Get out the microscope, because we’re going through this poem line-by-line.
Lines 353-363
to love is to battle, if two kiss
the world changes, desires take flesh,
thoughts take flesh, wings sprout
on the backs of the slave, the world is real
and tangible, wine is wine, bread
regains its savor, water is water,
to love is to battle, to open doors,
to cease to be a ghost with a number
forever in chains, forever condemned
by a faceless master;
- Ah love. It crumbles glory and pain. At least, it does so according to our speaker.
- The famous line "to love is to battle" is repeated twice, in line 353 and line 360, which might seem a little weird. But the speaker doesn't mean that love is to battle each other—it means that love battles all of the things that divide people. (Check out "Best of the Web" for some spin-offs on this line.)
- The stanza tells us all the wonderful things love can do, like make desires and thoughts flesh, and give a slave wings. But it's not all make believe, either. The cool thing about love here is that it makes the world more real—"wine is wine, bread / regains its savor, water is water."
Lines 363-369
the world changes
if two look at each other and see,
to love is to undress our names:
"let me be your whore" said Héloise,
but he chose to submit to the law
and made her his wife, and they rewarded him
with castration;
- That "love is to battle" line is altered in Line 365 to say "to love is to undress our names," meaning that loving means getting rid of identity, like the lovers in the room at the center of the world earlier. And that makes sense, too. If you're one with another, well you're not yourself anymore, are you?
- Lines 365-369 make yet another literary and historical allusion to Heloise. See "Allusions" for more on her tragic story.
Lines 369-381
better the crime,
the suicides of lovers, the incest committed
by brother and sister like two mirrors
in love with their likeness, better to eat
the poisoned bread, adultery on a bed
of ashes, ferocious love, the poisonous
vines of delirium, the sodomite who wears
a gob of spit for a rose in his lapel,
better to be stoned in the plaza than to turn
the mill that squeezes out the juice of life,
that turns eternity into empty hours,
minutes into prisons, and time into
copper coins and abstract s***;
- If Heloise and Abelard are examples of what not to do (which is follow the law), the poem then lists a bunch of types of love that might, depending on time and place, be considered deviant.
- Forbidden loves that end in suicide like that of Romeo and Juliet, along with incest, adulterers, and sodomites are all considered brave in the poem—they choose to face the punishment and taste love rather than conform and suck all the joy out of life.

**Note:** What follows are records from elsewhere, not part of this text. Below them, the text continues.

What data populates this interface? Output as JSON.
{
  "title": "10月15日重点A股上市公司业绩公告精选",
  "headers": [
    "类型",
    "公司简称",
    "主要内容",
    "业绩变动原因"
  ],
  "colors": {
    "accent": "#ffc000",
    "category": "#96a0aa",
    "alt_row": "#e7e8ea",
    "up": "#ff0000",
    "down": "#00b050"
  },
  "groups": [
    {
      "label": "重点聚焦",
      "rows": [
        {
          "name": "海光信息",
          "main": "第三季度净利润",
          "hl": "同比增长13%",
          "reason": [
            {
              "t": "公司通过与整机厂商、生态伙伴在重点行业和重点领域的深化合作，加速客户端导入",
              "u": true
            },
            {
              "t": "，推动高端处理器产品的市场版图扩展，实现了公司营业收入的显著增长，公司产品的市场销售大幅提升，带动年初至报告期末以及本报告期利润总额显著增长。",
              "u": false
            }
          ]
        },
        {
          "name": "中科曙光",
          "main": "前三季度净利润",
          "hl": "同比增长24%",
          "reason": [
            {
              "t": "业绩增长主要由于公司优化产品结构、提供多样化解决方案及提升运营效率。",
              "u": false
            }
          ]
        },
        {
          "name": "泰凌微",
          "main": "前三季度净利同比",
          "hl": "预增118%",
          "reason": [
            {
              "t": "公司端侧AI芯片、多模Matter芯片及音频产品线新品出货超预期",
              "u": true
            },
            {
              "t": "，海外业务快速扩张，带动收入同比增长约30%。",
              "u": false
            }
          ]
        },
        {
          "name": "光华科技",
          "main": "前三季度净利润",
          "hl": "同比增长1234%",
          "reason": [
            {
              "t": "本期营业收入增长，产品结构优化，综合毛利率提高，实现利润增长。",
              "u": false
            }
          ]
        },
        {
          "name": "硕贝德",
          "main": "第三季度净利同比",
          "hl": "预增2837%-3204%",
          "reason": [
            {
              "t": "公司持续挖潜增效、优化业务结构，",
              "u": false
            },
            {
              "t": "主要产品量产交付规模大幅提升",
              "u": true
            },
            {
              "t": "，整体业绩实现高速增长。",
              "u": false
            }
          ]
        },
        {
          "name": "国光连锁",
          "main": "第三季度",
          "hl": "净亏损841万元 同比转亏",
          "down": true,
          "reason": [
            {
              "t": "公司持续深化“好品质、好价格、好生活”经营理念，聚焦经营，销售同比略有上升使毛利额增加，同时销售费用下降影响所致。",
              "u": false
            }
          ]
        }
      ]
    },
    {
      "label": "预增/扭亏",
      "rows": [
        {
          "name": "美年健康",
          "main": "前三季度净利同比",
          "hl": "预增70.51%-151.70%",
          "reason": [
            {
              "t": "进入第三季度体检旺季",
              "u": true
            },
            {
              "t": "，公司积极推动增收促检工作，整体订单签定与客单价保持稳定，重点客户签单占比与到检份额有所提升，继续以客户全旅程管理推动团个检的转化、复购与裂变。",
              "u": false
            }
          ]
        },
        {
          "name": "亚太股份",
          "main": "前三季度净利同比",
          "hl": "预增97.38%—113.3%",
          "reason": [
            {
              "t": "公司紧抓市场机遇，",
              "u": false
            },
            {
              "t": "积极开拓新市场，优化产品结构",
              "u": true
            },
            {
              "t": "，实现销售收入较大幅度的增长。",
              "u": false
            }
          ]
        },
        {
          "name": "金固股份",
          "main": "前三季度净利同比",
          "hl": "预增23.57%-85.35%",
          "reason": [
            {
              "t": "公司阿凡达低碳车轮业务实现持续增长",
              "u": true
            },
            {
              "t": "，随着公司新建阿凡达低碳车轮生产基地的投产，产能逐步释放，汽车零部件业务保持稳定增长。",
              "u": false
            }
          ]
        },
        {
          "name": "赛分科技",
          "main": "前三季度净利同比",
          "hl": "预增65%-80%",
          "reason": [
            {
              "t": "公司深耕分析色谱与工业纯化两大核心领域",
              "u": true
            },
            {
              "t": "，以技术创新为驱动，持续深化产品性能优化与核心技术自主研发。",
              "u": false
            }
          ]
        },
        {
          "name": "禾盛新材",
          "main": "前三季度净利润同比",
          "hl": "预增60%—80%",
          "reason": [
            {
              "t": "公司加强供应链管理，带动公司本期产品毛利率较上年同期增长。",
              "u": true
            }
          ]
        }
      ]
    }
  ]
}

- Check out the metaphor that has everybody turning a mill, grinding life away, squeezing time into worthless or nasty things. That brings a whole new meaning to the phrase "daily grind."
Lines 382-394
better chastity, the invisible flower
that rocks atop the stalks of silence,
the difficult diamond of the holy saints
that filters desire, satiates time,
the marriage of quietude and motion,
solitude sings within its corolla,
every hour is a petal of crystal,
the world strips off its masks,
and at its heart, a transparent shimmer
that we call God, nameless being
who studies himself in the void, faceless
being emerged from himself, sun
of suns, plenitude of presences and names;
- The last stanza was a celebration of all the "criminal" types of love, and this one takes the other extreme.
- Also better than conforming is chastity, because it keeps time satisfied, and all of the names of everything slip away and we find God at the center of time.
- At the beginning of the poem it was the beloved who was nameless and faceless; here, God is nameless and faceless, the object of meditation.
- Why do you think the speaker refers to both the beloved and God in these terms? What do they have in common here?